Helen Keller, ciega y sorda desde la infancia, se graduó con honores y llegó a
ser una escritora de fama mundial. Su vida cambió cuando encontró en Anne
Sullivan no solo una profesora, sino esperanza, confianza y un apoyo constante
a lo largo de toda su vida.
Temple Grandin, autista, fue recomendada, por médicos, a los cuatro años para
ser recluida en un centro psiquiátrico. Su madre se negó. Hoy, con varios
doctorados, es una de las mayores autoridades mundiales en diseño de espacios y
manejo del ganado bovino. Sigue siendo autista, pero eso no le impidió llevar
una vida funcional, productiva y, en muchos aspectos, extraordinaria.
Casos como
los de Carl Gustav Jung, Eleanor Roosevelt, Nelson Mandela o Thomas Alva Edison
confirman un mismo patrón: no fue la ausencia de dificultades lo que hizo
posible su desarrollo, sino la presencia de un entorno humano que le sostuvo,
acompañó y creyó.
Este hecho
nos obliga a replantear una pregunta fundamental: ¿hasta qué punto muchas de
nuestras crisis personales no son solo fallas individuales, sino el resultado
de entornos que no acompañan y no enseñan a vivir?

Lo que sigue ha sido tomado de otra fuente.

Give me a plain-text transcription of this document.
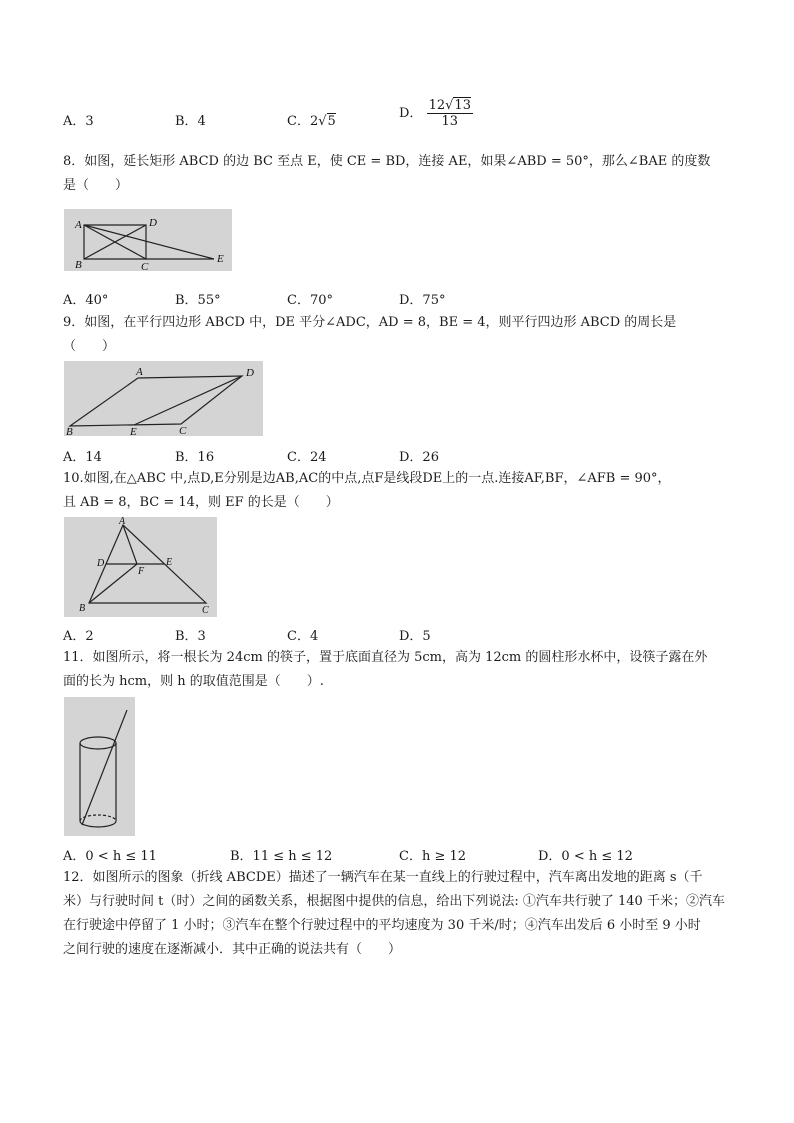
A．3	B．4	C．2√5
D． $\frac{12√13}{13}$
8．如图，延长矩形 ABCD 的边 BC 至点 E，使 CE = BD，连接 AE，如果∠ABD = 50°，那么∠BAE 的度数
是（　　）
A	D
B	C
E
A．40°	B．55°	C．70°	D．75°
9．如图，在平行四边形 ABCD 中，DE 平分∠ADC，AD = 8，BE = 4，则平行四边形 ABCD 的周长是
（　　）
A	D
B	E	C
A．14	B．16	C．24	D．26
10.如图,在△ABC 中,点D,E分别是边AB,AC的中点,点F是线段DE上的一点.连接AF,BF，∠AFB = 90°，
且 AB = 8，BC = 14，则 EF 的长是（　　）
A
D	E
F
B	C
A．2	B．3	C．4	D．5
11．如图所示，将一根长为 24cm 的筷子，置于底面直径为 5cm，高为 12cm 的圆柱形水杯中，设筷子露在外
面的长为 hcm，则 h 的取值范围是（　　）.
A．0 < h ≤ 11	B．11 ≤ h ≤ 12	C．h ≥ 12	D．0 < h ≤ 12
12．如图所示的图象（折线 ABCDE）描述了一辆汽车在某一直线上的行驶过程中，汽车离出发地的距离 s（千
米）与行驶时间 t（时）之间的函数关系，根据图中提供的信息，给出下列说法: ①汽车共行驶了 140 千米；②汽车
在行驶途中停留了 1 小时；③汽车在整个行驶过程中的平均速度为 30 千米/时；④汽车出发后 6 小时至 9 小时
之间行驶的速度在逐渐减小．其中正确的说法共有（　　）
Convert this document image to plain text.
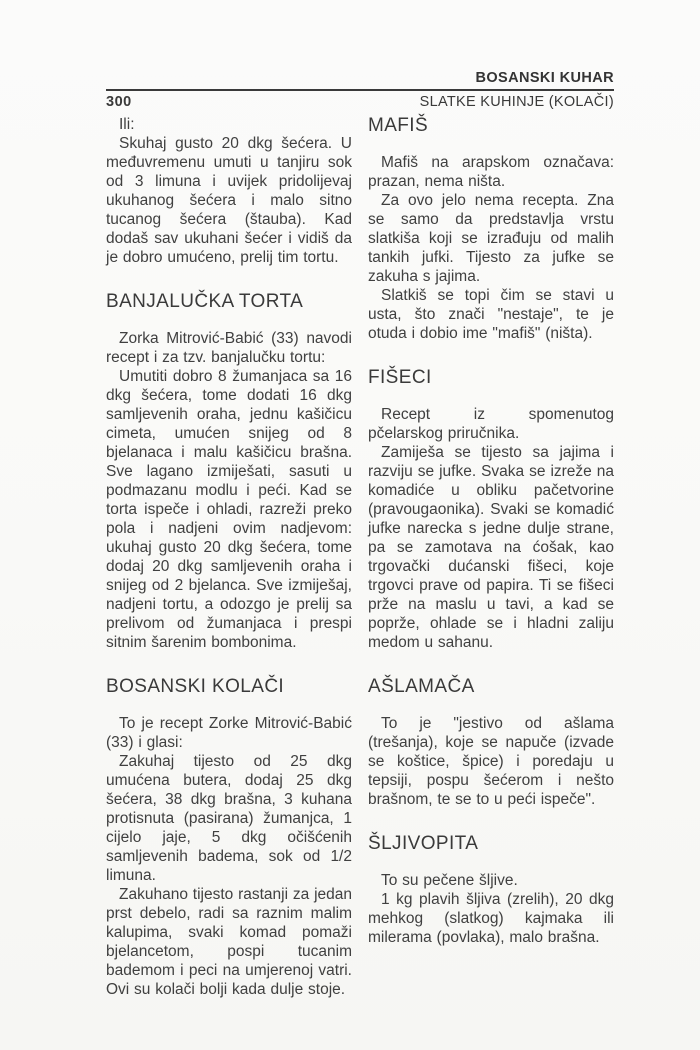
BOSANSKI KUHAR
300	SLATKE KUHINJE (KOLAČI)

Ili:

Skuhaj gusto 20 dkg šećera. U međuvremenu umuti u tanjiru sok od 3 limuna i uvijek pridolijevaj ukuhanog šećera i malo sitno tucanog šećera (štauba). Kad dodaš sav ukuhani šećer i vidiš da je dobro umućeno, prelij tim tortu.

BANJALUČKA TORTA

Zorka Mitrović-Babić (33) navodi recept i za tzv. banjalučku tortu:

Umutiti dobro 8 žumanjaca sa 16 dkg šećera, tome dodati 16 dkg samljevenih oraha, jednu kašičicu cimeta, umućen snijeg od 8 bjelanaca i malu kašičicu brašna. Sve lagano izmiješati, sasuti u podmazanu modlu i peći. Kad se torta ispeče i ohladi, razreži preko pola i nadjeni ovim nadjevom: ukuhaj gusto 20 dkg šećera, tome dodaj 20 dkg samljevenih oraha i snijeg od 2 bjelanca. Sve izmiješaj, nadjeni tortu, a odozgo je prelij sa prelivom od žumanjaca i prespi sitnim šarenim bombonima.

BOSANSKI KOLAČI

To je recept Zorke Mitrović-Babić (33) i glasi:

Zakuhaj tijesto od 25 dkg umućena butera, dodaj 25 dkg šećera, 38 dkg brašna, 3 kuhana protisnuta (pasirana) žumanjca, 1 cijelo jaje, 5 dkg očišćenih samljevenih badema, sok od 1/2 limuna.

Zakuhano tijesto rastanji za jedan prst debelo, radi sa raznim malim kalupima, svaki komad pomaži bjelancetom, pospi tucanim bademom i peci na umjerenoj vatri. Ovi su kolači bolji kada dulje stoje.

MAFIŠ

Mafiš na arapskom označava: prazan, nema ništa.

Za ovo jelo nema recepta. Zna se samo da predstavlja vrstu slatkiša koji se izrađuju od malih tankih jufki. Tijesto za jufke se zakuha s jajima.

Slatkiš se topi čim se stavi u usta, što znači "nestaje", te je otuda i dobio ime "mafiš" (ništa).

FIŠECI

Recept iz spomenutog pčelarskog priručnika.

Zamiješa se tijesto sa jajima i razviju se jufke. Svaka se izreže na komadiće u obliku pačetvorine (pravougaonika). Svaki se komadić jufke narecka s jedne dulje strane, pa se zamotava na ćošak, kao trgovački dućanski fišeci, koje trgovci prave od papira. Ti se fišeci prže na maslu u tavi, a kad se poprže, ohlade se i hladni zaliju medom u sahanu.

AŠLAMAČA

To je "jestivo od ašlama (trešanja), koje se napuče (izvade se koštice, špice) i poredaju u tepsiji, pospu šećerom i nešto brašnom, te se to u peći ispeče".

ŠLJIVOPITA

To su pečene šljive.

1 kg plavih šljiva (zrelih), 20 dkg mehkog (slatkog) kajmaka ili milerama (povlaka), malo brašna.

El entorno no es un detalle, es una condición
Cuando una
persona desea mejorar su vida, suele comenzar mirando hacia adentro: su
carácter, sus hábitos, su fuerza de voluntad. Todo eso importa. Pero hay algo
igualmente decisivo que a menudo se ignora: nadie vive aislado de su entorno.
El entorno
no es solo el espacio físico. Es también: Las personas con las que convivimos, Las
palabras que escuchamos con frecuencia, Los valores que se practican -o se
toleran—, Los contenidos culturales y emocionales que consumimos.
Todo eso
influye, moldea y deja huella.
Lo que te alimenta, te forma
Así como el
cuerpo se construye con lo que come, la mente y el corazón se construyen con lo
que reciben. Cada conversación, cada relación y cada estímulo actúan como un
alimento invisible.
Si ese
alimento es tóxico —conflictos constantes, indiferencia, descalificación, ruido
emocional— no es razonable esperar salud, equilibrio o bienestar. Por el
contrario, cuando el entorno es respetuoso, estimulante y humano, la persona
tiene más posibilidades reales de crecer y sostenerse.
No es
exageración: es coherencia.
La trampa de la indiferencia
Muchas
personas creen que pueden vivir rodeadas de ambientes dañinos sin verse
afectadas. Dicen: “no me involucro”, “eso no me toca”, “yo sigo con mi vida”. Esa
postura parece cómoda, pero es engañosa.
La
indiferencia: Normaliza lo tóxico, Apaga
la sensibilidad, Convierte a la persona en espectadora pasiva de su propia
vida.
Es como
respirar aire contaminado todos los días y convencerse de que no pasa nada.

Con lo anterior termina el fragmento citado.